Next-gen chatbots — powered by AI and natural language processing — are growing in demand in healthcare due to their ability to understand user input with ease and respond to complex human queries.
Beyond voice-enabled chatbots or general virtual assistants like Siri and Alexa, GenAI chatbots can produce images, sounds and high-quality texts depending on the large language models (LLMs) they are trained on. These new-age superpower chatbots have been responding to multilingual human queries across industries.
It's essential to note that traditional healthcare chatbots lack in-depth semantic understanding and contextual awareness, which is crucial for effective patient communication. GenAI is poised to enhance these aspects, promising to transform these chatbots into more intuitive and responsive tools for patient care.
The traditional chatbots relied heavily on Natural Language Processing (NLP) techniques like pattern matching, keyword recognition and decision trees. They operated by recognizing specific keywords or phrases in user inputs and responding with pre-programmed answers.
This approach required extensive manual scripting and was limited in handling varied and complex user interactions, as it depended on anticipating and programming for every potential conversation path.
Improving patient and employee experience
In the context of healthcare, next-gen chatbots can help a patient review personal records, such as x-rays, while ‘therapeutic’ chatbots have even been rolled out to address the growing mental health crisis.

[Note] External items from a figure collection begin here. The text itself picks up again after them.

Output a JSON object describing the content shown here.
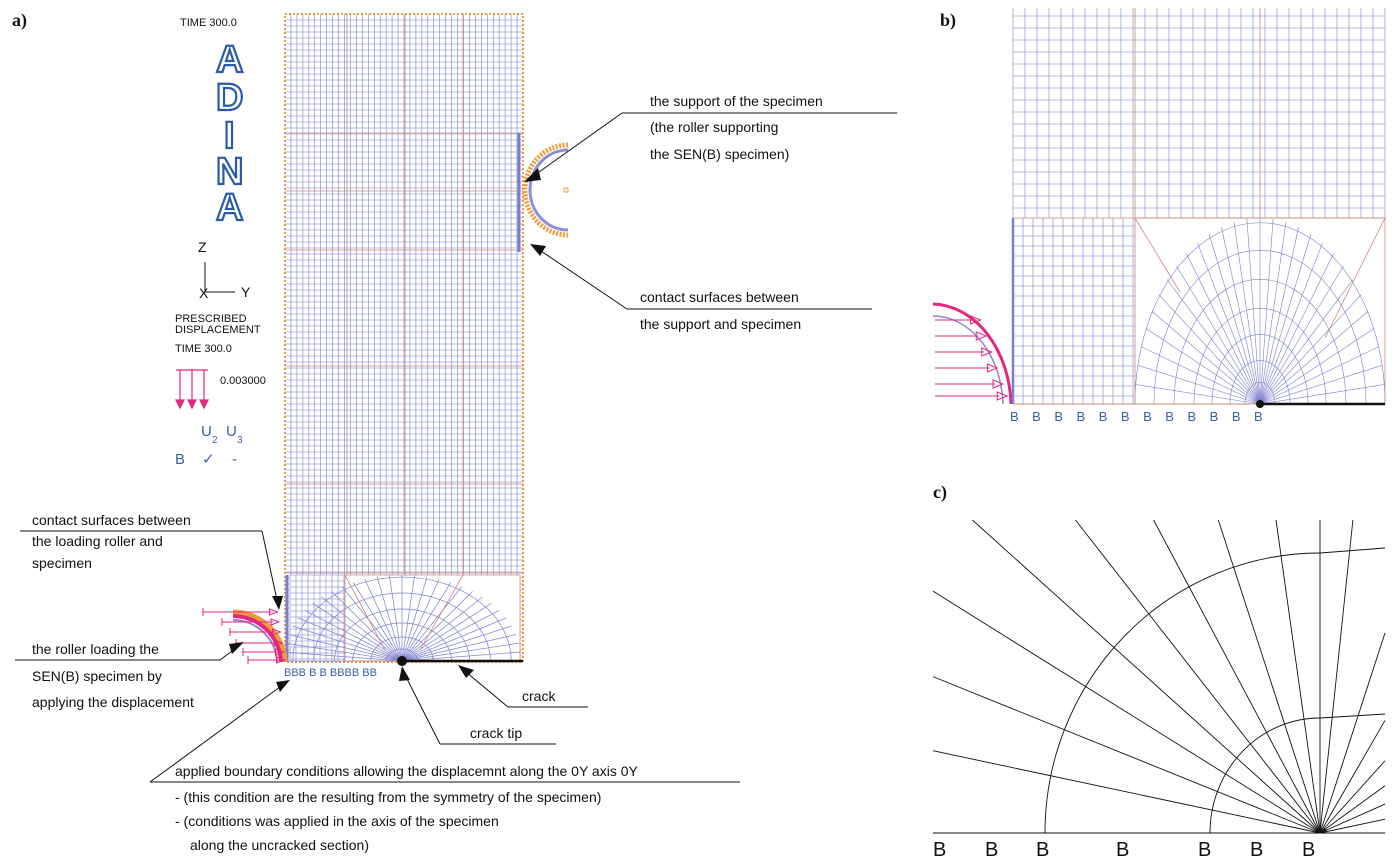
{
  "panels": {
    "a": "a)",
    "b": "b)",
    "c": "c)"
  },
  "adina": {
    "time_label": "TIME 300.0",
    "letters": [
      "A",
      "D",
      "I",
      "N",
      "A"
    ],
    "axis_z": "Z",
    "axis_y": "Y",
    "axis_x": "X",
    "prescribed_line1": "PRESCRIBED",
    "prescribed_line2": "DISPLACEMENT",
    "prescribed_time": "TIME 300.0",
    "displacement_value": "0.003000",
    "legend_u2": "U",
    "legend_u2_sub": "2",
    "legend_u3": "U",
    "legend_u3_sub": "3",
    "legend_b": "B",
    "legend_check": "✓",
    "legend_dash": "-"
  },
  "annotations": {
    "support": [
      "the support of the specimen",
      "(the roller supporting",
      "the SEN(B) specimen)"
    ],
    "contact_support": [
      "contact surfaces between",
      "the support and specimen"
    ],
    "contact_loading": [
      "contact surfaces between",
      "the loading roller and",
      "specimen"
    ],
    "loading_roller": [
      "the roller loading the",
      "SEN(B) specimen by",
      "applying the displacement"
    ],
    "crack": "crack",
    "crack_tip": "crack tip",
    "boundary": [
      "applied boundary conditions allowing the displacemnt along the 0Y axis 0Y",
      "- (this condition are the resulting from the symmetry of the specimen)",
      "- (conditions was applied in the axis of the specimen",
      "along the uncracked section)"
    ]
  },
  "boundary_marks": {
    "panel_a": "BBB B B BBBB BB",
    "panel_b": [
      "B",
      "B",
      "B",
      "B",
      "B",
      "B",
      "B",
      "B",
      "B",
      "B",
      "B",
      "B"
    ],
    "panel_c": [
      "B",
      "B",
      "B",
      "B",
      "B",
      "B",
      "B"
    ]
  },
  "colors": {
    "mesh": "#7c7fcf",
    "node": "#c98a7a",
    "orange": "#f39a3c",
    "magenta": "#e0287f",
    "blue_text": "#2a5aa8",
    "dark": "#111111"
  }
}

The healthcare industry has embraced AI-enabled chatbots to handle an increase in patient queries, including information on the consumption of medicines, appointment with doctors, health tips (in the absence of doctors) and pre- and post-surgery consultations.
Healthcare providers have been using chatbots to free up valuable employees engaged in answering questions and deploying them in areas they are more required. AI-enabled chatbots are now creating new opportunities for doctors, hospitals, medical devices providers and caregivers.
For example, a prominent US-based medical devices and healthcare company that addresses a spectrum of healthcare needs wanted to devise an effective and engaging solution to replace their previous offline premedical questionnaire process.
It looked forward to an AI-powered conversational agent (chatbot) that could engage with patients effectively with responses to queries and fill out the form based on the collected data automatically.
While leveraging chatbots to ease daily work is a growing trend, it requires careful consideration of guardrails, especially when AI and data are involved.
Addressing all the challenges the client faced, HCLTech developed a GenAI-based agent using an LLM — similar to ChatGPT — to address patients’ queries.
The patients’ voice inputs are transcribed into text with machine comprehension and conditional prompting to generate domain-specific responses. The chatbot is also well-versed with conversion challenges and responses based on the patients’ age, gender and speech-related difficulties (if any).
“LLMs like GPT are revolutionizing healthcare chatbots with their superior abilities in both processing and creating relevant healthcare information. Their prowess in understanding a wide range of data, both structured and unstructured, significantly improves the functionality of patient-centric chatbots. This leads to better diagnosis, tailored patient education and advanced medical data analysis,” says Dr. Mohsen Amiribesheli, Senior Technical Architect, AI Lead (Cloud Native and AI Labs) at HCLTech.
“However, the key to fully realizing their potential in healthcare lies in establishing rigorous frameworks that ensure their ethical and responsible application in patient care and clinical decision-making processes,” adds Dr. Amiribesheli.
HCLTech helped the client with streamlining the premedical questionnaire process, eliminating manual form-filling and freeing up its workers with a 40% time saving with the agent’s intervention.
As a result of this initiative, doctors gained valuable insights into patient health trends and patterns, enabling informed decision-making and improved treatment strategies.